The execution time of the different algorithms over the number of points in the normalized range is given in the plot.

Summary and Conclusion

As expected, the standard SDAR-algorithm seems to scale quadratic with the number of points in the normalized data range. It also benefits the most from using several cores (except for some minor overhead of ~100ms when using 8 cores at very few points in the normalized data range).

The random sub-sampling modification, which is available via sdar_lazy(), drastically reduces processing time compared to the standard SDAR-algorithm for higher resolution test data. For lower resolution test data, the algorithm will fall back to the standard SDAR-algorithm but still, there is some additional overhead to be considered.
Comparing the results, the speed improvement of the random sub-sampling modification is apparent at 250 - 400 points in the normalized data range (depending on the number of cores used). At very high-resolution data (> 600 points in the normalized range), the execution time for sdar_lazy() seems to stabilize to a (more or less) constant value of 1.8 seconds (when using four cores) to 3 seconds (when using only one or eight cores). The actual time will vary depending on the machine used for computation.

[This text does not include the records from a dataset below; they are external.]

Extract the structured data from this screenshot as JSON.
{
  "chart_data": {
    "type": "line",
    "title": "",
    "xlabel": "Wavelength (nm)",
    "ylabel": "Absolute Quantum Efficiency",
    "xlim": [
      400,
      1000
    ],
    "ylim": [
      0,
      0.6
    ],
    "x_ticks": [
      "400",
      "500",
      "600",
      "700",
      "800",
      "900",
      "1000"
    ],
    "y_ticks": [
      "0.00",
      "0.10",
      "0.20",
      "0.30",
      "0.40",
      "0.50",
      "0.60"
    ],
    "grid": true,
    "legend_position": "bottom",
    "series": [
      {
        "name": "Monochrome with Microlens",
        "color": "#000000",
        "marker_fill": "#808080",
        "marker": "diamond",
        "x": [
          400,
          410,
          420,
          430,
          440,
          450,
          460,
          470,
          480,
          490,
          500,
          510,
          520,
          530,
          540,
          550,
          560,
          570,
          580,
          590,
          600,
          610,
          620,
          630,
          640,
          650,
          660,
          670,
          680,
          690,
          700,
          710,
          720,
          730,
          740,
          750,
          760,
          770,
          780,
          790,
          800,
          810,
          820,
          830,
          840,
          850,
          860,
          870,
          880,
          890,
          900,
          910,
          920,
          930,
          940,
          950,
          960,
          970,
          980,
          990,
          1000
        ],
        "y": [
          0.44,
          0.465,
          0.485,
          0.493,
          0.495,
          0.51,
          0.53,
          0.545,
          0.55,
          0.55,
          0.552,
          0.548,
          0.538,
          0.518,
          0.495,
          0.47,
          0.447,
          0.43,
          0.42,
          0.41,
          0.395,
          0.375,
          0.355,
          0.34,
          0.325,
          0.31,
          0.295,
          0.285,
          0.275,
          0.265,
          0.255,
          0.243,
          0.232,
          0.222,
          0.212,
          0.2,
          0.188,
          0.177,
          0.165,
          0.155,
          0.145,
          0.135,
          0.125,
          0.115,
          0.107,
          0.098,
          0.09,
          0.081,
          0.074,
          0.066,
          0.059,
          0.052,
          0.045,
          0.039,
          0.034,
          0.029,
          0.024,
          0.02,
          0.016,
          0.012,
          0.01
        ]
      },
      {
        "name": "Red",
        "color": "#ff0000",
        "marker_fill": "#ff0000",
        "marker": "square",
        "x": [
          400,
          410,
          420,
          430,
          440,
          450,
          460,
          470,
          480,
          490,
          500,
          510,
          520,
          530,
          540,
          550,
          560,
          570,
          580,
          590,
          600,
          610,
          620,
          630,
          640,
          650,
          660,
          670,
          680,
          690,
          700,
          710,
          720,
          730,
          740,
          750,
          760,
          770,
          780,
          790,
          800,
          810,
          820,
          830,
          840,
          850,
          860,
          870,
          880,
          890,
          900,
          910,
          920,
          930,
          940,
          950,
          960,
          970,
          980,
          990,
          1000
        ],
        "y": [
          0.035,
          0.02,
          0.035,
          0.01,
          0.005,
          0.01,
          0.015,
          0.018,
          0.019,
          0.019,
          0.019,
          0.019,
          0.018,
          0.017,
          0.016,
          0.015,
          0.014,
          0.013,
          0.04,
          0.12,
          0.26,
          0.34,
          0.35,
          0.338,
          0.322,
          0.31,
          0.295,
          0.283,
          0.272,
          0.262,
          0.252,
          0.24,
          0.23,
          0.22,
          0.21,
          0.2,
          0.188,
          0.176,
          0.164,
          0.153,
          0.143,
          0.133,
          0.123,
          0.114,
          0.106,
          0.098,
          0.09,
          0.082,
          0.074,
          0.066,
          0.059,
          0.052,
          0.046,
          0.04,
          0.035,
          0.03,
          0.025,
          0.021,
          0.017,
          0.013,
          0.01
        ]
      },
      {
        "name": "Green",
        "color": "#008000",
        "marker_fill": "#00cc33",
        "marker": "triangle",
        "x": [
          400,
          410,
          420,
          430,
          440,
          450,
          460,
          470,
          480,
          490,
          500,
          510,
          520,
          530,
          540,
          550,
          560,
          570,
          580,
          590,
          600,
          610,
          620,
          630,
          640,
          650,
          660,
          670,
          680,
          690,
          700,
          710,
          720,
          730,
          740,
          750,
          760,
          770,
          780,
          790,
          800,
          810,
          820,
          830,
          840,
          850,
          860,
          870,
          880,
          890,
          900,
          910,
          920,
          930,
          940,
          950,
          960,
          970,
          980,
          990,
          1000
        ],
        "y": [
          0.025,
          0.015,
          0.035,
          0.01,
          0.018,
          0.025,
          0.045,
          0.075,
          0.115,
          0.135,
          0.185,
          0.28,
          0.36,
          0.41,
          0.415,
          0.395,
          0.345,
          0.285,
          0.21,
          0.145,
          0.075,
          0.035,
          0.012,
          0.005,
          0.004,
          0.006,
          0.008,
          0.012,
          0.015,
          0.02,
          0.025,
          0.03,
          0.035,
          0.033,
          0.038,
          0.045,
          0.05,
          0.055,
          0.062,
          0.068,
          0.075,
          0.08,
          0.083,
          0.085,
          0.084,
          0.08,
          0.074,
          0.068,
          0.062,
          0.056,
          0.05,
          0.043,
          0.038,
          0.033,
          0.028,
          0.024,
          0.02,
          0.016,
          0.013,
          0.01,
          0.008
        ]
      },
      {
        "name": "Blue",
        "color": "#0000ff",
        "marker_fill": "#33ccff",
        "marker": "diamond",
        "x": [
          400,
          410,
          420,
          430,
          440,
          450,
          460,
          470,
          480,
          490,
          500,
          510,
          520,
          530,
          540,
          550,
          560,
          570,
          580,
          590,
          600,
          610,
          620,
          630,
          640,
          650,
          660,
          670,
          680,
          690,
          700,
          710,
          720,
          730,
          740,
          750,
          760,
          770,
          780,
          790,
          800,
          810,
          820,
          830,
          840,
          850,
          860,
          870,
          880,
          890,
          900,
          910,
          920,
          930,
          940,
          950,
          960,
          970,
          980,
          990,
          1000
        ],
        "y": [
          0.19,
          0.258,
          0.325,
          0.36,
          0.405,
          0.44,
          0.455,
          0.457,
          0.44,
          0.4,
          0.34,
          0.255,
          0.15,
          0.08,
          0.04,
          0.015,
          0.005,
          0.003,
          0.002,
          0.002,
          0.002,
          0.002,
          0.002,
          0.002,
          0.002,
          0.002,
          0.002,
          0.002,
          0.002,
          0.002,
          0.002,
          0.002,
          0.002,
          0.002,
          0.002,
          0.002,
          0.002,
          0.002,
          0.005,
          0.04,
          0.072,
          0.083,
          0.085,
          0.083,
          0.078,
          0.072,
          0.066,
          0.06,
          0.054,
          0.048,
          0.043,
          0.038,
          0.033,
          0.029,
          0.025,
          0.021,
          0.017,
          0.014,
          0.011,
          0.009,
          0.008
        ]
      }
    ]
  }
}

Using using several cores for the SDAR-algorithm via setting multisession plan will drastically improve performance. Yet, the additional overhead might slow down processing when using the maximum available cores. Tweaking the plan (see the vignette A Future for R: Future Topologies for further information) might increase overall performance when processing batches of data.